Here are a few things you need to know about FDIC insurance:
- FDIC insurance covers bank deposits up to $250,000 per person, per bank, for each ownership category
- If the bank experiences a financial crisis, the FDIC will refund each deposit up to the insured amount for each account
- The FDIC has federal backing, and member banks pay premiums to insure deposits
How to Know If a Bank Is Safe?
While having a federally backed agency ensure some of your deposits is commendable, it doesn’t mean the bank is entirely safe. To determine the safety of a bank, FDIC or NCUA insurance is a requirement. However, you can also do some digging to see which banks are on a troubled financial foundation.
Maybe the most accurate way to do this is using what is known as the Texas Ratio. This ratio was developed by RBC Capital Market’s banking analyst Gerard Cassidy to foretell bank decline during the state’s 1980s recession.
The Texas Ratio is determined by dividing the bank’s non-performing assets (non-performing loans including the real estate now owned by the bank as it foreclosed on the property) by its tangible common equity and loan loss reserves. While the calculation may seem complex, the assumption is that a bank that boasts of more non-performing assets than equity and reserves may be in the soup. So if the Texas Ratio is 1.0 (100%) or above, the bank is in trouble.
Safest Banks in U.S.:
While most FDIC-insured banks can be deemed safe, having a low Texas Ratio means the bank manages debt effectively. Based on data from Bank Reg, out of the top 100 banks (by assets), there are only a few with Texas ratios below 5.0%.
|Bank name||Total Assets||Texas Ratio (%)|
|State Street Bank and Trust Company||313,281,000,000||0.00|
|Charles Schwab Corporation||396,473,000,000||0.28|
|Bank of New York Mellon Corporation||417,169,890,000||0.58|
|UBS Bank USA||91,110,922,000||0.86|
|Stifel Financial Corp.||20,538,616,000||0.89|
|New York Community Bank||57,633,106,000||1.01|
|Deutsche Bank Aktiengesellschaft||37,866,430,000||1.04|
|Silicon Valley Bank||140,260,913,000||1.07|
|First Republic Bank||155,797,960,000||1.40|
|Raymond James Bank||33,220,680,000||1.41|
|Pacific Premier Bank||20,172,309,000||1.69|
|The Northern Trust Company||163,541,275,000||1.72|
|First Hawaiian Bank||23,496,497,000||2.39|
|Royal Bank of Canada||86,736,280,000||2.58|
|South State Bank||39,608,763,000||2.79|
|Texas Capital Bank||40,035,375,000||3.31|
|Atlantic Union Bank||19,800,793,000||3.52|
|Wintrust Financial Corporation||45,667,569,000||3.54|
|Hancock Whitney Bank||35,049,974,000||4.29|
|Western Alliance Bank||43,451,450,000||4.60|
|City National Bank of Florida||19,742,021,000||4.62|
|Canadian Imperial Bank Of Commerce||44,208,963,000||4.76|
Where Do You Put Your Money if You Don’t Trust Banks?
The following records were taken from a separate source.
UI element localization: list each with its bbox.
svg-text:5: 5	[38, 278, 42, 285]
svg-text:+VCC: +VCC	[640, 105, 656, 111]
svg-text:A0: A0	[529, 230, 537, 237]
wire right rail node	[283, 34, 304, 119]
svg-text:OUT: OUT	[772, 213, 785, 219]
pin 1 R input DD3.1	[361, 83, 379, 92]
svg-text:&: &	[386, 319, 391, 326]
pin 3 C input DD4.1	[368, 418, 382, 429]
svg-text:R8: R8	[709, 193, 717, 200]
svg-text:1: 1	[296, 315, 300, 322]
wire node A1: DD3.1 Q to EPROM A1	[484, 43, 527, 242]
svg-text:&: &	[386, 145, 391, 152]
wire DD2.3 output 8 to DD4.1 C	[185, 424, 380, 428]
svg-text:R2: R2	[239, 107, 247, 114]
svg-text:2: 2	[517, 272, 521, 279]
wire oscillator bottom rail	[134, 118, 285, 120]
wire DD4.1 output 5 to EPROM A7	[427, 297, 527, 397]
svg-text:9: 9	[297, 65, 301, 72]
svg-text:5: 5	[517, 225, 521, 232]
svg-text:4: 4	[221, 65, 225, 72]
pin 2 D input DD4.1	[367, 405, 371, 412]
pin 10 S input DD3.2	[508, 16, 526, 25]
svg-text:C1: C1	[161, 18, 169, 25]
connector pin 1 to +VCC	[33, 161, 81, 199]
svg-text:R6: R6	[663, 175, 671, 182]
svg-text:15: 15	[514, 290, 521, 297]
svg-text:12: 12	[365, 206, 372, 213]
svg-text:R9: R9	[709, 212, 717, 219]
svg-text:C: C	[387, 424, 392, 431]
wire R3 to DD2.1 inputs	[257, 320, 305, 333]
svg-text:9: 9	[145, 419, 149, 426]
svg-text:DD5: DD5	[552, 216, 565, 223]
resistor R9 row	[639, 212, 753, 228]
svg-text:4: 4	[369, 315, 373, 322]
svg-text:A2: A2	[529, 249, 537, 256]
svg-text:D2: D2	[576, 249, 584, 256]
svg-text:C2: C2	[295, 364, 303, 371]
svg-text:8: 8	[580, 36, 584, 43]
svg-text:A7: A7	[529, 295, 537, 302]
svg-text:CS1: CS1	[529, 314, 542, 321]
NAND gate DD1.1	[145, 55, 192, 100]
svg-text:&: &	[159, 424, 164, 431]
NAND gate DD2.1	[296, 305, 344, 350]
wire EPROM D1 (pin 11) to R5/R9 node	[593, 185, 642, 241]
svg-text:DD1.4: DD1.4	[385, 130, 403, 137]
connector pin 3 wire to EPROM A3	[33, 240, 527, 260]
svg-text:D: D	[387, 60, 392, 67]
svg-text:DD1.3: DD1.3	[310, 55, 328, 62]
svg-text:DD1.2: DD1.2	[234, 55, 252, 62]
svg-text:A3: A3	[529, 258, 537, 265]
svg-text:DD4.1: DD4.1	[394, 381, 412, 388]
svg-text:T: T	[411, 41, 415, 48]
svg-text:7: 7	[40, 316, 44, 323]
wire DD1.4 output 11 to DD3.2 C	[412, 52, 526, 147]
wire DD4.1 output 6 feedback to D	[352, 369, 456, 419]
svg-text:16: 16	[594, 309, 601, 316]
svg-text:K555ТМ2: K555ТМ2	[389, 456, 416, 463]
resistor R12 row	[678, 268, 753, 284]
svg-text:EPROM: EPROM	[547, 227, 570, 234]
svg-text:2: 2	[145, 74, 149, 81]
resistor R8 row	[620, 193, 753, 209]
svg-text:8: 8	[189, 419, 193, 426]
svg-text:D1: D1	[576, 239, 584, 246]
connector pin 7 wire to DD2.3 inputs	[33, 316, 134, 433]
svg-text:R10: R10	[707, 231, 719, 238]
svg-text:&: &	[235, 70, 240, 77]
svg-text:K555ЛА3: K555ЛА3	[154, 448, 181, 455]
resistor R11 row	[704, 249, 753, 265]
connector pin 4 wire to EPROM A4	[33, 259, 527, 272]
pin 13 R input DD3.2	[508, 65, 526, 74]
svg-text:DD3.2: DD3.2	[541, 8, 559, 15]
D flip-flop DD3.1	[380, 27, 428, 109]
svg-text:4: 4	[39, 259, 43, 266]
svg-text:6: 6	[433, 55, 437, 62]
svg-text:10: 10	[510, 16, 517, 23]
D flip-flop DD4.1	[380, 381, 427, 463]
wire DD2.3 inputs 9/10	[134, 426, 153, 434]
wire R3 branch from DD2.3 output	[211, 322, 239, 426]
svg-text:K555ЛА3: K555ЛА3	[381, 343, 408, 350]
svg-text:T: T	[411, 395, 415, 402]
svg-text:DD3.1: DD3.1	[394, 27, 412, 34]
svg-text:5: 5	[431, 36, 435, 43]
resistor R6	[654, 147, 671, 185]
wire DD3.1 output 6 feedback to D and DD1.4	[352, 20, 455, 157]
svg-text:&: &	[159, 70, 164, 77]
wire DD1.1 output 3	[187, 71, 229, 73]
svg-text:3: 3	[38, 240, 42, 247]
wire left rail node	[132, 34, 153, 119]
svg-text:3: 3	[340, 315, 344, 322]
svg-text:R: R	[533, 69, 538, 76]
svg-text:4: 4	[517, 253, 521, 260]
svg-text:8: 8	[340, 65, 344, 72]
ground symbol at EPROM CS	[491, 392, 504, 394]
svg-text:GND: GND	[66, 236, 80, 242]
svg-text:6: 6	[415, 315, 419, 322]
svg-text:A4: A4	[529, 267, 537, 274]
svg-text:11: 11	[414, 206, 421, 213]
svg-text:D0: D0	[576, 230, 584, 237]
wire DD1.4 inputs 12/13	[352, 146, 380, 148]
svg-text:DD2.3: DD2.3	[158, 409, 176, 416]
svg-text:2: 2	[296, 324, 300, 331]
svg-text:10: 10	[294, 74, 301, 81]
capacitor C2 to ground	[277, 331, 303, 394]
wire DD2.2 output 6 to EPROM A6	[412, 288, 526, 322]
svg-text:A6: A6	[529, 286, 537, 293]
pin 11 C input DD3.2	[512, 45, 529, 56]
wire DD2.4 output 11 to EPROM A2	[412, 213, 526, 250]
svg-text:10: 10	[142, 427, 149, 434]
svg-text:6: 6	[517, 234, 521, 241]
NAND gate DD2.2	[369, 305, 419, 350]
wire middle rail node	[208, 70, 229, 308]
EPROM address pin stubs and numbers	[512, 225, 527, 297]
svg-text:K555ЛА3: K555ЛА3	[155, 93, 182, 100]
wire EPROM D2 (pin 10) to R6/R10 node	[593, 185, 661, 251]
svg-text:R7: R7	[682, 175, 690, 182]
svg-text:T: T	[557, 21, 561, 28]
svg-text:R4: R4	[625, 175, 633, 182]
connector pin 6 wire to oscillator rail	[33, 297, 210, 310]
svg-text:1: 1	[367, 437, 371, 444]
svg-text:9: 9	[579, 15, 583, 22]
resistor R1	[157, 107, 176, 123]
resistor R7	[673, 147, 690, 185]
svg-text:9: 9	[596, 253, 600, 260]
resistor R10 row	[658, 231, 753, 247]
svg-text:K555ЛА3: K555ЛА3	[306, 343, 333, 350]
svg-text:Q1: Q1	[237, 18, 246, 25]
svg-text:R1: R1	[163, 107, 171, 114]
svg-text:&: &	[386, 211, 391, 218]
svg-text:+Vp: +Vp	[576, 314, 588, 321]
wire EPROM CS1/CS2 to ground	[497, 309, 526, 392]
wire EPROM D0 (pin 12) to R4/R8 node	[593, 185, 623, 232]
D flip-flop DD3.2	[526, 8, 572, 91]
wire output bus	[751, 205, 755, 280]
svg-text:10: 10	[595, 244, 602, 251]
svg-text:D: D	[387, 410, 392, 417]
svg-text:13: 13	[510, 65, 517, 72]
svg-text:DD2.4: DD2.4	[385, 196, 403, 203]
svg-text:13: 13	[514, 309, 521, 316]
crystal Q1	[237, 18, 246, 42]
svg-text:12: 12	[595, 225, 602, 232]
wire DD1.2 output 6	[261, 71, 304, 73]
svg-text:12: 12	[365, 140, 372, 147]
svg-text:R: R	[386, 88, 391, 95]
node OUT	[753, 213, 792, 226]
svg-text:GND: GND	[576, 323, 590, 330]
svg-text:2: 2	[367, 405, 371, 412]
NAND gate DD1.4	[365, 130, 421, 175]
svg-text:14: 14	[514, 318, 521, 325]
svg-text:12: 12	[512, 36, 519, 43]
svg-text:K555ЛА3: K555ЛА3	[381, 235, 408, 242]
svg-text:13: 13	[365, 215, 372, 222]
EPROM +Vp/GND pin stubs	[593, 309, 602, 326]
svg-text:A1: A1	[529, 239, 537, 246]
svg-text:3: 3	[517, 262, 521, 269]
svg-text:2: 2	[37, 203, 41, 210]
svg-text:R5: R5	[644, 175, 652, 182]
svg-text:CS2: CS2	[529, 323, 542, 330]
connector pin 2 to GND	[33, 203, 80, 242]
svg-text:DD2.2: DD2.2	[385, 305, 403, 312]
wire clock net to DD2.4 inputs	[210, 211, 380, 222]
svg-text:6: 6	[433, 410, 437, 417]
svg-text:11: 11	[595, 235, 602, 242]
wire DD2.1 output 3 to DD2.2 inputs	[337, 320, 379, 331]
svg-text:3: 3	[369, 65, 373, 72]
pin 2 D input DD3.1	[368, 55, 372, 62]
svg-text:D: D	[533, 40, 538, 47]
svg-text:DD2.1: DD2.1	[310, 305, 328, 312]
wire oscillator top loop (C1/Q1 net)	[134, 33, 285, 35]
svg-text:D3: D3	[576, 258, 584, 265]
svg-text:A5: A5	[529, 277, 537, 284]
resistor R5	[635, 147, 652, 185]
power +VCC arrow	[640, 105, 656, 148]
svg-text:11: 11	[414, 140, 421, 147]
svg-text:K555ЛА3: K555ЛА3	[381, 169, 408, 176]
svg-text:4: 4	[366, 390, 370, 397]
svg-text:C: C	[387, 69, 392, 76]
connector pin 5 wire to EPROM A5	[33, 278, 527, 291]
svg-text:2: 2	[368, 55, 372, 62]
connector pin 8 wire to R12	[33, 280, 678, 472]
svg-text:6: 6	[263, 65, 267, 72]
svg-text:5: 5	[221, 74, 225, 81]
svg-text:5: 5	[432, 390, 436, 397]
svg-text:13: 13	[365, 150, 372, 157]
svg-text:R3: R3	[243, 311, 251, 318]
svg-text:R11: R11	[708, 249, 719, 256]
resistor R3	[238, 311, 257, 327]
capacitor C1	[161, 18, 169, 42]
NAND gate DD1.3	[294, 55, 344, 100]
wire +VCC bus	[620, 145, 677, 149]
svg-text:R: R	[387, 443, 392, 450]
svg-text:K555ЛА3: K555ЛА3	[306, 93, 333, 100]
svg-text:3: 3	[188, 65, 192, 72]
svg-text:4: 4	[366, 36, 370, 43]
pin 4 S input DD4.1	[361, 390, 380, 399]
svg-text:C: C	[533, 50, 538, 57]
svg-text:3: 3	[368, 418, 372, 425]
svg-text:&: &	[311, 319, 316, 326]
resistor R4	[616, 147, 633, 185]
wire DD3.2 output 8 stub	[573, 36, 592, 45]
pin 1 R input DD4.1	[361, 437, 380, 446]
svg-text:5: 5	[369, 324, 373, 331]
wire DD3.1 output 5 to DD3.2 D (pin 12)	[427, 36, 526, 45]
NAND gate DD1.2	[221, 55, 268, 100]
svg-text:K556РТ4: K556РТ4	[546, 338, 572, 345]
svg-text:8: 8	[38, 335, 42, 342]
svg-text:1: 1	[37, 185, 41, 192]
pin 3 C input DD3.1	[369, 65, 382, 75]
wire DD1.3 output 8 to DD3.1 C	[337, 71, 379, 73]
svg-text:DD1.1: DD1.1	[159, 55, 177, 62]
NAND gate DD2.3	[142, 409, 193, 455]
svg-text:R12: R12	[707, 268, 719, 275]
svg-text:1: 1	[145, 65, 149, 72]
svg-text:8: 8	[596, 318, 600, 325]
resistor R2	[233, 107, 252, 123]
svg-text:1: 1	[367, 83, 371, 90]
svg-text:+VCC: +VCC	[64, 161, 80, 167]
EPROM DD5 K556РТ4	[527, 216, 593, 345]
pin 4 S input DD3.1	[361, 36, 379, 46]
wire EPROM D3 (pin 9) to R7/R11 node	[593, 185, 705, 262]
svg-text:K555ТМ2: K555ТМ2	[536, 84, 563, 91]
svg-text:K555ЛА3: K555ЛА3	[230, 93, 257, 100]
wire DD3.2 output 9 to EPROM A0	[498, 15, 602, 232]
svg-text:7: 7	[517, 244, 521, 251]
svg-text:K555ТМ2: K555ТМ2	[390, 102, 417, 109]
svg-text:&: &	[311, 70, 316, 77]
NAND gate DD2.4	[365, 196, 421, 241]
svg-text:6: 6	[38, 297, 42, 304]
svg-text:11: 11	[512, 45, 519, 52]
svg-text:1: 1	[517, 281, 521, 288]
Banks are often trusted when it comes to securing your money. However, there exist some shady banks out there that hide in the shadow of genuine ones. Thus, if you lost your trust in this financial institution for one reason or the other, are there other alternatives? If yes, what are they?
If you don’t trust banks, you can store your money in a college savings account, bury it, invest it in cryptocurrency or other high-valuable assets, or even buy federal bonds.
If you decided to store your money in a place other than a bank, ensure that you are ready to face the consequences as these places or mediums have a few disadvantages of their own.